Wie kamen Sie damals zur AWO?
Elisabeth Weith: Die AWO – damals sagte man übrigens noch für lange Zeit „Die AW(eeeeh)“ – war mir schon lange ein Begriff, eigentlich seit der Zeit, zu der ich als Kind nach Mainleus gezogen bin. Dort war ja schon in den 70er Jahren ein sehr aktiver Ortsverein, der unter dem späteren Kreisvorsitzenden Werner Grampp ganz viele Aktivitäten für Kinder und Jugendliche angeboten hat – leider nicht für mich, denn aus einem sehr schwarzen und konservativen Elternhaus stammend durfte ich mich da natürlich nicht beteiligen. Doch das war nicht der Grund für die Wahl des späteren Arbeitsplatzes. Ich war 1978 auf der Suche nach einem geeigneten Praktikumsplatz im Rahmen meines Studiums und wollte gerne wieder – ich hatte vorher schon eine Zeit lang bei der Lebenshilfe erste Erfahrungen gesammelt – mit Menschen mit Beeinträchtigungen arbeiten.

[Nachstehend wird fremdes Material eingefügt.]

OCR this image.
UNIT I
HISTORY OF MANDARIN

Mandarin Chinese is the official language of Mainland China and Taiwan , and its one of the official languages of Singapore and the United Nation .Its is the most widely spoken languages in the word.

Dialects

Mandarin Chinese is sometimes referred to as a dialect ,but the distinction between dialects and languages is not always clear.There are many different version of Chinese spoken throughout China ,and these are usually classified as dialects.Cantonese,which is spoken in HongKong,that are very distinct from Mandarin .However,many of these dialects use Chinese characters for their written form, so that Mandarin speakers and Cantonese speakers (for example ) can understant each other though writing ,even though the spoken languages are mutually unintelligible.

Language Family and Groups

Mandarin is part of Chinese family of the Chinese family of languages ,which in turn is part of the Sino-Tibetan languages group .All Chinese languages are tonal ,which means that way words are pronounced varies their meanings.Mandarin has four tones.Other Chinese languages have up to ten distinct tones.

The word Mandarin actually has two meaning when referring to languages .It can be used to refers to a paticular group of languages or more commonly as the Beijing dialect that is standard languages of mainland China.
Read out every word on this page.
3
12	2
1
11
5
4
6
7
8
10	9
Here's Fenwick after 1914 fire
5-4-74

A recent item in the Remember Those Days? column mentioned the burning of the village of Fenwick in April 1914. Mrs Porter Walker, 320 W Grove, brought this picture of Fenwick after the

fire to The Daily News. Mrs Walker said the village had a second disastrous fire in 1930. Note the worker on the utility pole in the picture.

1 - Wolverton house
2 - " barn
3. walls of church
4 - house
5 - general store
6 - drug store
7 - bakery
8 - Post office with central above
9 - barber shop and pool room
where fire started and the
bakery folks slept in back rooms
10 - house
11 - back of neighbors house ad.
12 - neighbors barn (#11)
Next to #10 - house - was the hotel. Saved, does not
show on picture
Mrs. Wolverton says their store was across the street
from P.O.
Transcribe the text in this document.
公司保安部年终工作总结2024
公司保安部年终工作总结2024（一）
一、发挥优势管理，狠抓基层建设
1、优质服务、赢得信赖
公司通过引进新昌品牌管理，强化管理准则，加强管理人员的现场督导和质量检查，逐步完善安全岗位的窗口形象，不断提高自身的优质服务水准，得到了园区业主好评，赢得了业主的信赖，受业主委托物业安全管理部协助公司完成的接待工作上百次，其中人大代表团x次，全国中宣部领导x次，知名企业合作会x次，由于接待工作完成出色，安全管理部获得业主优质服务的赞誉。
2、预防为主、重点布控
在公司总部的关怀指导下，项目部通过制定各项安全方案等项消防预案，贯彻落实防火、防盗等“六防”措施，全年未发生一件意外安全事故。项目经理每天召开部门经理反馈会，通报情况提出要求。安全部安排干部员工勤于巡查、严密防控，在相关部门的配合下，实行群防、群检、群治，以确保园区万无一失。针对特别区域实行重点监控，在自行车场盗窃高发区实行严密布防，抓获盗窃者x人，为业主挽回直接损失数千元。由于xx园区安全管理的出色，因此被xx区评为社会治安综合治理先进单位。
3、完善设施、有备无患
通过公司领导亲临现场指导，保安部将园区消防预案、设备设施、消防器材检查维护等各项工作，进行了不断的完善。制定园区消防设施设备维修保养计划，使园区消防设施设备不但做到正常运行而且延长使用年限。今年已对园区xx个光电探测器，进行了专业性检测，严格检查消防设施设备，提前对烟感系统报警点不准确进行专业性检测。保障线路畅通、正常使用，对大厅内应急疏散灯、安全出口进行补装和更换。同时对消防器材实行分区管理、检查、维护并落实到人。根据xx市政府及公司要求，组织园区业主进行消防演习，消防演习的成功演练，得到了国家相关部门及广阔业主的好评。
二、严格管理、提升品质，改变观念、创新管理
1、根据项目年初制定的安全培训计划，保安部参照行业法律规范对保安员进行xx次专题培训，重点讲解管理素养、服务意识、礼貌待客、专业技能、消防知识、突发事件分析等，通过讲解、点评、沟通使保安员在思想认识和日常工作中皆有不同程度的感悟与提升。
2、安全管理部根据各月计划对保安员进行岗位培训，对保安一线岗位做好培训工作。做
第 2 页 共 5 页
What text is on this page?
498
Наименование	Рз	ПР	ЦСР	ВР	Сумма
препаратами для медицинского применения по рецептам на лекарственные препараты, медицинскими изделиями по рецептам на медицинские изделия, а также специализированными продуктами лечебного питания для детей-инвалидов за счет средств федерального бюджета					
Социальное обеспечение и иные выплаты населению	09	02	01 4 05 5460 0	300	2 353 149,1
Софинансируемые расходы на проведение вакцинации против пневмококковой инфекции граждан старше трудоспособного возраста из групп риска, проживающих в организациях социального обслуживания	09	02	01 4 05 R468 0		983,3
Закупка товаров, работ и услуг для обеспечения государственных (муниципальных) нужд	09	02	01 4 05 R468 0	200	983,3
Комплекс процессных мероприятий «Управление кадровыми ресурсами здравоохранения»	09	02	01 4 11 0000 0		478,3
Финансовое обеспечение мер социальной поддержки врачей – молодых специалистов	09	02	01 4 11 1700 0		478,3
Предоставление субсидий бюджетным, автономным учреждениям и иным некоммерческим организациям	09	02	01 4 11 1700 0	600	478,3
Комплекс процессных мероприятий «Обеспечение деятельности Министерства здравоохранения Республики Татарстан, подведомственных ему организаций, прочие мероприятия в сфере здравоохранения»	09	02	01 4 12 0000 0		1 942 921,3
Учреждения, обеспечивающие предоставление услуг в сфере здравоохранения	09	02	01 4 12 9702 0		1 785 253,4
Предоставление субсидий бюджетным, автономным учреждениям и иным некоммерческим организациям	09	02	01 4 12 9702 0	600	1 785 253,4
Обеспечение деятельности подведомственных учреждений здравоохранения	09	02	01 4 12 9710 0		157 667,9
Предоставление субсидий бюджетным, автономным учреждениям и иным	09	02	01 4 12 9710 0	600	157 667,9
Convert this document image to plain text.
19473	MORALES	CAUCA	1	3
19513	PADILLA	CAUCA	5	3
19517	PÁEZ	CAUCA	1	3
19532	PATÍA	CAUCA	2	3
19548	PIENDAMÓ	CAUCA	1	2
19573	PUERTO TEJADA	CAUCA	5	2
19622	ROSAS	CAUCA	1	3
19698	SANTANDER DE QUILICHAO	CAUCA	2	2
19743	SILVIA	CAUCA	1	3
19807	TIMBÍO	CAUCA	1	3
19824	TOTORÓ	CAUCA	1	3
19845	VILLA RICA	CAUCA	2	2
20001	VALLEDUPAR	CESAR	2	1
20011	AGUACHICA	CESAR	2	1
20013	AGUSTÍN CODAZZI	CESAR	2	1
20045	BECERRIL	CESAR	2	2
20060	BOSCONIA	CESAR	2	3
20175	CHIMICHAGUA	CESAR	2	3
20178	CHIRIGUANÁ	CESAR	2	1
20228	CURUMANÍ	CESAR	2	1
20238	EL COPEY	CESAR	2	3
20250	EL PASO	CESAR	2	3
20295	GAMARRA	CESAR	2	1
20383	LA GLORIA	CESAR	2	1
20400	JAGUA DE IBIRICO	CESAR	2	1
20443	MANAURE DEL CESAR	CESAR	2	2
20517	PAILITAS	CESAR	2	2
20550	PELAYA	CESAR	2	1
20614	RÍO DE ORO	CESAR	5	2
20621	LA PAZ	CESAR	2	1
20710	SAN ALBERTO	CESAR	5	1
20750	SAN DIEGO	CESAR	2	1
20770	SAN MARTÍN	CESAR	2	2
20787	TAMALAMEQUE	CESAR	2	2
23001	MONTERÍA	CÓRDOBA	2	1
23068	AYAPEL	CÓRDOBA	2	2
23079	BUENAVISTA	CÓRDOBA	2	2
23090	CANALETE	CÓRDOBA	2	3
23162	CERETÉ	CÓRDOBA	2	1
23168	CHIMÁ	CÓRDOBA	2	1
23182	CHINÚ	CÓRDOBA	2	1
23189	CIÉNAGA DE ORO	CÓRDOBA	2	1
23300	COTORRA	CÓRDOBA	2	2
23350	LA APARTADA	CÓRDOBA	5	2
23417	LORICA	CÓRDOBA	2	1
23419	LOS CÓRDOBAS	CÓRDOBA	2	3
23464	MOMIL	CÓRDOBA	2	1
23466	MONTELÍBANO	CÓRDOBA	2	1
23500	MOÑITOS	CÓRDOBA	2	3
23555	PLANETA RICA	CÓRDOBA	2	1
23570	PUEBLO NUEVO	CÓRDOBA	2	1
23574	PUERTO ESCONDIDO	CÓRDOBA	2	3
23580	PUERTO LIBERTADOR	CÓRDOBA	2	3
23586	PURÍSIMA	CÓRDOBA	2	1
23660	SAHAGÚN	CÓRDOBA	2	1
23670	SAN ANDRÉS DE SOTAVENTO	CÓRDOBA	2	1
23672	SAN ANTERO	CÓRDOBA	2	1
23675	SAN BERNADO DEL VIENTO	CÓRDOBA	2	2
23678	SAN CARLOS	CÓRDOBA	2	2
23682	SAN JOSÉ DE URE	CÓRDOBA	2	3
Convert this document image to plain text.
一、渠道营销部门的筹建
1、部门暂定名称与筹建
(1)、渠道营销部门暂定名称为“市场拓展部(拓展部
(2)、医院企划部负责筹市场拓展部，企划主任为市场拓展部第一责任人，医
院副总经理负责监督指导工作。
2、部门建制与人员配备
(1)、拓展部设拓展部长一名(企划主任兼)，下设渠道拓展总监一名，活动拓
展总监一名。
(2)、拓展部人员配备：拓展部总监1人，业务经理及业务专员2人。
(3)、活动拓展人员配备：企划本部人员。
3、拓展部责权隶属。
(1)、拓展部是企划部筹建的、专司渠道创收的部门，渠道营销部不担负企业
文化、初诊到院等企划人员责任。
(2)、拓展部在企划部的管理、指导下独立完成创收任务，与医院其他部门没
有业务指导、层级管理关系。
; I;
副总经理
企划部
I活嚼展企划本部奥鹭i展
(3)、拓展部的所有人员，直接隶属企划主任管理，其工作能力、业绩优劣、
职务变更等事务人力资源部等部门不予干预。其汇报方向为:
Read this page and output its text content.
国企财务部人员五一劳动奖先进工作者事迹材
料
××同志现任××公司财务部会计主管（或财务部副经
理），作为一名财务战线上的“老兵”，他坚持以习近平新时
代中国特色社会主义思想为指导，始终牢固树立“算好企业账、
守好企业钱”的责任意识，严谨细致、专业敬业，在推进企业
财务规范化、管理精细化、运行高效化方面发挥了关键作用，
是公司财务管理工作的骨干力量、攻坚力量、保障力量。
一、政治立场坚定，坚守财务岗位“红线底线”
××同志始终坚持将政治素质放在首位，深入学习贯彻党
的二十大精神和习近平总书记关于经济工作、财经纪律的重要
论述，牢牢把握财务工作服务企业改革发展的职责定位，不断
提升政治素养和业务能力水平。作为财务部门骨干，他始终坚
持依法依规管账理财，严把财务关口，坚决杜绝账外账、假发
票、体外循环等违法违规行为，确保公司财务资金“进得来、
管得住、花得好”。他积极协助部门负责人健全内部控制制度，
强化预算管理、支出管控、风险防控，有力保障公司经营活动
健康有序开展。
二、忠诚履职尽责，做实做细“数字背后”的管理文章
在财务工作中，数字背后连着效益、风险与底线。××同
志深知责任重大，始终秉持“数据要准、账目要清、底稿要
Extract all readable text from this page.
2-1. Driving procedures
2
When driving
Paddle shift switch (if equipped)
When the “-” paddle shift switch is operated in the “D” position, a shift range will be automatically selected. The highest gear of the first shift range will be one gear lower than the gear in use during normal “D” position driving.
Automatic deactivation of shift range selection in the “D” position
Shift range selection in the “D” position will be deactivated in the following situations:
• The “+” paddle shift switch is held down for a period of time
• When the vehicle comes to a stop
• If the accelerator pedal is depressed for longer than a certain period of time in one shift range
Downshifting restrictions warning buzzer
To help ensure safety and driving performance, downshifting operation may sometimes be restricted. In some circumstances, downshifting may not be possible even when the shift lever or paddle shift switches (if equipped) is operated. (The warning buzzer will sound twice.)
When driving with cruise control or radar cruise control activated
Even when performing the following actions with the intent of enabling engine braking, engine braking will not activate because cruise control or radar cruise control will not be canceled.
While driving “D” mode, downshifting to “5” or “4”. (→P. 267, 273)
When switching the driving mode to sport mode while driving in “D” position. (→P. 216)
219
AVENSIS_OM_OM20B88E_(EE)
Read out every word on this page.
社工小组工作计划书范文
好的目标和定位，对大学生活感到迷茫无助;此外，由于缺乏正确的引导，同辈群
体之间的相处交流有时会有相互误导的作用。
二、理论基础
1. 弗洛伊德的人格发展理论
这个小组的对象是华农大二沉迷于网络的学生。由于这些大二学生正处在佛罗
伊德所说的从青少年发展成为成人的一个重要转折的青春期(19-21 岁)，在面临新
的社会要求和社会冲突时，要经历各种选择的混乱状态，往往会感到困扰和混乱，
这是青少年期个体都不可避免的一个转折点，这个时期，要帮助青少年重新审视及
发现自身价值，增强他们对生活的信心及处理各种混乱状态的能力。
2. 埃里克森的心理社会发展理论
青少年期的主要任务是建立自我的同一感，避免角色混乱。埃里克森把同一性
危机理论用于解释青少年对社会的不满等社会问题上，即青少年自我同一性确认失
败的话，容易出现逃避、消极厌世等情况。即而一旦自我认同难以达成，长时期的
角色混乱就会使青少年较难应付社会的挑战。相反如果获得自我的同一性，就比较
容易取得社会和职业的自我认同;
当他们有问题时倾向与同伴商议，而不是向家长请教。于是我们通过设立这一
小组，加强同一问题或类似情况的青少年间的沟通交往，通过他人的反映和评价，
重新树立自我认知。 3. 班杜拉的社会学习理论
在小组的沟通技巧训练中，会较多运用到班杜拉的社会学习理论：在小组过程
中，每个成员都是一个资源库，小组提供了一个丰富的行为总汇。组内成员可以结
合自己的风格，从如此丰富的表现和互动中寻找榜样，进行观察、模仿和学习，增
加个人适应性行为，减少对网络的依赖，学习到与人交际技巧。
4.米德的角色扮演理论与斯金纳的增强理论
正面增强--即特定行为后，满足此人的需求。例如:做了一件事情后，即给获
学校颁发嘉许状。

Ein solcher Praktikumsplatz war zu der Zeit nicht leicht zu finden, das Studium der sozialen Arbeit gab es ja noch nicht so lange, die Anforderungen an den Ausbildungsort waren sehr hoch und es gab nur wenige Berufsgruppen, die überhaupt das Praktikum begleiten konnten. So war in unserem Vorstellungsgespräch der damalige – und ja auch in seinem Amt noch sehr frische – Geschäftsführer Oskar Schmidt ein wenig ratlos und meinte, irgendwie würden wir das schon hinbekommen. Das haben wir dann auch. Für dieses Gespräch – ich sehe uns übrigens immer noch in seinem Büro auf grünen Plüschpolstern sitzen – bin ich ihm heute noch dankbar. Manch anderer hätte mich damals einfach weitergeschickt.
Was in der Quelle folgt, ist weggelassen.